In article 
<CAJ4XoYcFbh8-nAxjxzzRgUahFfhcgcZQ2yMF2ewv_-DgUmhL=g...@mail.gmail.com> you 
write:
>policy of p=reject. Domains should not be able to externalize their
>internal problems to others.

Isn't that exactly the mailing list problem?

>> Only if you believe that the domain on the From: line is automatically
>> more credible than the one on the Sender: line. The whole third party
>> problem is that the people sending their mail through lists or
>> whatever are in fact doing so legitimately, but for various reasons
>> their organizations' DMARC policies lie and say they aren't.
>>
>
>I think you are misusing the term "credible". Domains which are publishing
>p=reject policies are making an assertion regarding mail purporting to be
>authorized by their domain. It is not an assertion that their mail is
>"good" or should be delivered to a recipient ...
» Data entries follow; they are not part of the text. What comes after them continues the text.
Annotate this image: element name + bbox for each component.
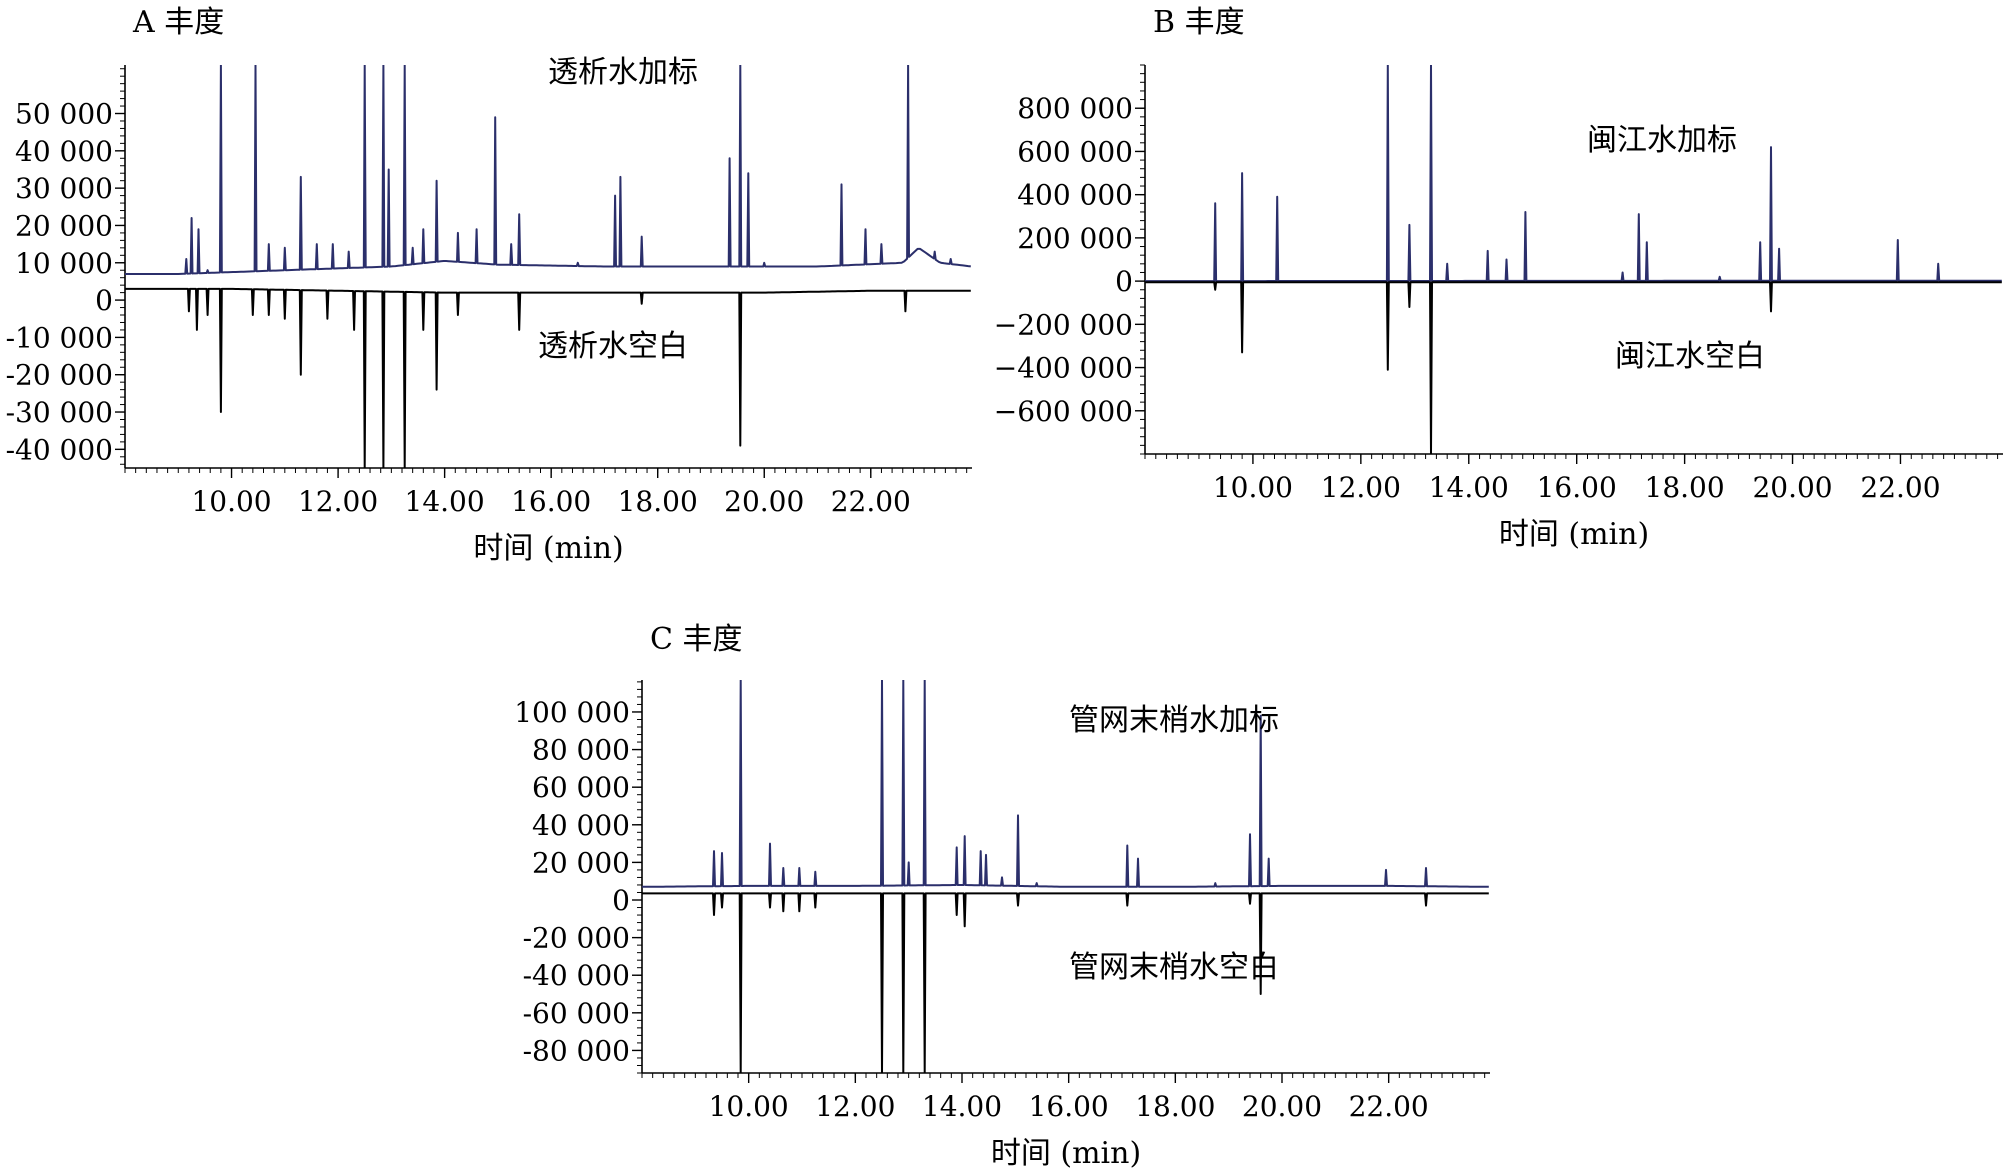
y-tick-label: −400 000 — [994, 352, 1133, 385]
series-line-blank — [642, 892, 1489, 1073]
x-tick-label: 22.00 — [831, 485, 911, 518]
y-tick-label: -20 000 — [6, 359, 113, 392]
panel-c: 10.00 12.00 14.00 16.00 18.00 20.00 22.00 100 0… — [514, 622, 1490, 1171]
x-tick-label: 22.00 — [1349, 1090, 1429, 1123]
series-line-spiked — [125, 65, 971, 275]
series-annotation: 闽江水空白 — [1615, 339, 1765, 374]
y-tick-label: 80 000 — [532, 734, 630, 767]
x-tick-label: 20.00 — [1242, 1090, 1322, 1123]
x-tick-label: 12.00 — [298, 485, 378, 518]
y-tick-label: −600 000 — [994, 395, 1133, 428]
x-tick-label: 16.00 — [1029, 1090, 1109, 1123]
series-line-blank — [125, 287, 971, 468]
y-tick-label: 20 000 — [532, 846, 630, 879]
panel-a: 10.00 12.00 14.00 16.00 18.00 20.00 22.00 50 00… — [6, 5, 972, 566]
x-tick-label: 18.00 — [1135, 1090, 1215, 1123]
series-annotation: 管网末梢水空白 — [1069, 950, 1279, 985]
x-axis-label: 时间 (min) — [991, 1136, 1141, 1171]
panel-b: 10.00 12.00 14.00 16.00 18.00 20.00 22.00 800 0… — [994, 5, 2003, 552]
y-tick-label: 50 000 — [15, 98, 113, 131]
y-tick-label: 10 000 — [15, 247, 113, 280]
panel-title: C 丰度 — [650, 622, 743, 657]
series-annotation: 透析水加标 — [548, 55, 698, 90]
x-tick-label: 12.00 — [815, 1090, 895, 1123]
y-tick-label: 800 000 — [1017, 92, 1133, 125]
y-tick-label: 60 000 — [532, 771, 630, 804]
x-axis-label: 时间 (min) — [473, 531, 623, 566]
panel-title: A 丰度 — [132, 5, 224, 40]
y-tick-label: 200 000 — [1017, 222, 1133, 255]
y-tick-label: 0 — [1115, 265, 1133, 298]
x-tick-label: 16.00 — [511, 485, 591, 518]
y-tick-label: 0 — [612, 884, 630, 917]
x-tick-label: 22.00 — [1860, 471, 1940, 504]
series-line-spiked — [1145, 65, 2002, 283]
series-line-spiked — [642, 680, 1489, 888]
x-axis-label: 时间 (min) — [1499, 517, 1649, 552]
x-tick-label: 18.00 — [1645, 471, 1725, 504]
x-tick-label: 10.00 — [709, 1090, 789, 1123]
y-tick-label: -10 000 — [6, 321, 113, 354]
y-tick-label: −200 000 — [994, 308, 1133, 341]
y-tick-label: -40 000 — [523, 959, 630, 992]
y-tick-label: 20 000 — [15, 209, 113, 242]
x-tick-label: 10.00 — [191, 485, 271, 518]
y-tick-label: -30 000 — [6, 396, 113, 429]
y-tick-label: 30 000 — [15, 172, 113, 205]
y-tick-label: 40 000 — [15, 135, 113, 168]
x-tick-label: 14.00 — [405, 485, 485, 518]
y-tick-label: -20 000 — [523, 922, 630, 955]
series-annotation: 透析水空白 — [538, 329, 688, 364]
y-tick-label: -60 000 — [523, 997, 630, 1030]
y-tick-label: 100 000 — [514, 696, 630, 729]
series-annotation: 管网末梢水加标 — [1069, 703, 1279, 738]
y-tick-label: 40 000 — [532, 809, 630, 842]
y-tick-label: -40 000 — [6, 433, 113, 466]
x-tick-label: 12.00 — [1321, 471, 1401, 504]
panel-title: B 丰度 — [1153, 5, 1245, 40]
series-annotation: 闽江水加标 — [1587, 123, 1737, 158]
y-tick-label: -80 000 — [523, 1034, 630, 1067]
y-tick-label: 600 000 — [1017, 135, 1133, 168]
x-tick-label: 14.00 — [922, 1090, 1002, 1123]
x-tick-label: 20.00 — [724, 485, 804, 518]
x-tick-label: 14.00 — [1429, 471, 1509, 504]
y-tick-label: 0 — [95, 284, 113, 317]
series-line-blank — [1145, 281, 2002, 454]
x-tick-label: 18.00 — [618, 485, 698, 518]
x-tick-label: 16.00 — [1537, 471, 1617, 504]
x-tick-label: 10.00 — [1213, 471, 1293, 504]
x-tick-label: 20.00 — [1752, 471, 1832, 504]
y-tick-label: 400 000 — [1017, 179, 1133, 212]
No, it's an assertion that mail that's unaligned is unauthorized, and
a request to reject it. For mail that their users send through mailing
lists, that assertion is false and the request clearly not what the
organization and its users want. This is what I conclude from the
number of unhappy people to whom I have had to explain that their mail
is disappearing because their employer told recipient systems to do
so.

> This is why I made the point above that lists should respect DMARC
>policy and not accept submissions from domains with DMARC p=reject
>policies. 

Lists have been around a lot longer than DMARC has. Perhaps you meant
to say that domains whose users participate in mailing lists should
not publish restrictive DMARC policies. If they don't want their users
to send mail to lists, they should tell their users not to send mail
to lists.

There are lots of organizations that actively want their employees to
participate in the IETF, to the extent that they give them paid time
for IETF activities, yet publish p=reject policies to cripple that
participation. I wish they would make up their minds.